Grâce au BRS, même les ménages modestes deviennent propriétaires
Le marché de l’immobilier est si tendu aujourd’hui qu’il est difficile d’acheter un bien lorsque l’on a de petits revenus et/ou moyens. D’autant plus dans les villes prisées, où la forte demande fait grimper les prix en flèche. Il existe néanmoins un dispositif pour devenir propriétaire : le BRS. Ce bail réel solidaire permet d’acquérir les murs d’un logement, sans le terrain. Un mécanisme inspiré d’un modèle américain vieux de 60 ans, qui monte en puissance en France depuis quelques années.
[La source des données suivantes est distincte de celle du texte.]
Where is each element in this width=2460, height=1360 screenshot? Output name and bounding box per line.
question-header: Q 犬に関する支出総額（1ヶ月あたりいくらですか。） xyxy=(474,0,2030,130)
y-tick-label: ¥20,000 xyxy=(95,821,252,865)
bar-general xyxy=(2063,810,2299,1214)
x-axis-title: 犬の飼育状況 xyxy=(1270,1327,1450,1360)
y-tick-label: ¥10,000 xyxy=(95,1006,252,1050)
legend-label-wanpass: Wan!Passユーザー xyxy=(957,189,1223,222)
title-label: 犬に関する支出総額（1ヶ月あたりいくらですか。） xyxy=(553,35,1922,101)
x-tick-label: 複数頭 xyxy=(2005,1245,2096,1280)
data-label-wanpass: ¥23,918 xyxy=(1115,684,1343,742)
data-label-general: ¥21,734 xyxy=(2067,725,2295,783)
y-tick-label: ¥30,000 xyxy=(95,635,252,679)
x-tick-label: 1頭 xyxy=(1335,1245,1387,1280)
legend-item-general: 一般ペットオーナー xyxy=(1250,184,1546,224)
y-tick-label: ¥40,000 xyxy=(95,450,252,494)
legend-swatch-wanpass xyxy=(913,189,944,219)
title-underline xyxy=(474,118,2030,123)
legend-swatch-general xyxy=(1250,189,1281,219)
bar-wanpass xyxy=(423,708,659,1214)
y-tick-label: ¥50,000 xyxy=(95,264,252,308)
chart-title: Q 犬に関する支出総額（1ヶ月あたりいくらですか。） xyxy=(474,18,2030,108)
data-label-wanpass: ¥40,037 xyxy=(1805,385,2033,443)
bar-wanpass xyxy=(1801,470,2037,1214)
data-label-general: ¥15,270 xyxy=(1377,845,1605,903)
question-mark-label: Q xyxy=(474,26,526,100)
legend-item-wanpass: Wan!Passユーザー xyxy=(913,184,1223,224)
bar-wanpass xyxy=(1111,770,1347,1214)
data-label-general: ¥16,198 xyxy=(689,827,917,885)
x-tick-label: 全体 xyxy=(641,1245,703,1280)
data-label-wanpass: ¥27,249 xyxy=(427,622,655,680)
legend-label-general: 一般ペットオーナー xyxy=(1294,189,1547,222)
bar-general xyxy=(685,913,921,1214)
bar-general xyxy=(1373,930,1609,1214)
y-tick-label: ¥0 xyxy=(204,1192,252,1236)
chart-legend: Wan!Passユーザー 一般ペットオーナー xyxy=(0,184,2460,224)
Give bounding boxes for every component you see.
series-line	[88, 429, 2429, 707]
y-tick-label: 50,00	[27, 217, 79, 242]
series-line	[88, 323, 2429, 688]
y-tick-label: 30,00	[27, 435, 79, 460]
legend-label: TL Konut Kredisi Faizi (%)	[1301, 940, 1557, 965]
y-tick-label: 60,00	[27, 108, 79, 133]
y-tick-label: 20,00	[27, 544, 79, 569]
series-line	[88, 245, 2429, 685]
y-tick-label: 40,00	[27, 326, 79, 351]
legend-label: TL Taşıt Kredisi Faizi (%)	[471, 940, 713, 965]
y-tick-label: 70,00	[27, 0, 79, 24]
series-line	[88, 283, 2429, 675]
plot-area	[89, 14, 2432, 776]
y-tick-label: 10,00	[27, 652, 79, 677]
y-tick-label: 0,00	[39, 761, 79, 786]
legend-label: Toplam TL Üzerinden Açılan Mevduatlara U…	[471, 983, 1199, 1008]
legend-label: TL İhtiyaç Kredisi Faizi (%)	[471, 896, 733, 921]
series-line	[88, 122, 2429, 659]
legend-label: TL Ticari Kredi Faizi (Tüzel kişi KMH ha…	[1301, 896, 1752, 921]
C’est un rêve qu’ils pensaient inaccessible. Frédéric et Alexandra viennent de passer leur premier été dans leur nouvel appartement. Un T3 de 76 m² avec terrasse, au sixième et dernier étage d’un immeuble flambant neuf dans le quartier de Saint-Roch à Nice (Alpes-Maritimes), pour lequel ils ont déboursé 254 000 euros. « C’est notre premier achat et on en est ravis », confient-ils. D’autant plus qu’il leur est revenu à 3 342 euros du m², un prix environ 30% plus bas que le marché. Aucune anomalie : le couple de quinquagénaires a bénéficié d’un bail réel solidaire (BRS), un dispositif d’accession à la propriété qui permet de dissocier le bâti du foncier.
Un bien 30 à 50% moins cher

Concrètement, avec un BRS, « les acquéreurs achètent le logement mais louent le terrain sur lequel il est construit à un organisme de foncier solidaire (OFS) », résume Anne-Catherine Farnault, secrétaire générale de l’association Foncier Solidaire France. De quoi baisser conséquemment l’enveloppe finale, surtout en zones tendues, là où les prix s’envolent. En plus de ne pas avoir à financer le foncier, le dispositif prévoit une TVA à taux réduit de 5,5%, contre 20% habituellement. Tout cumulé, le prix d’achat d’un bien en BRS est de 30 à 50% inférieur au marché.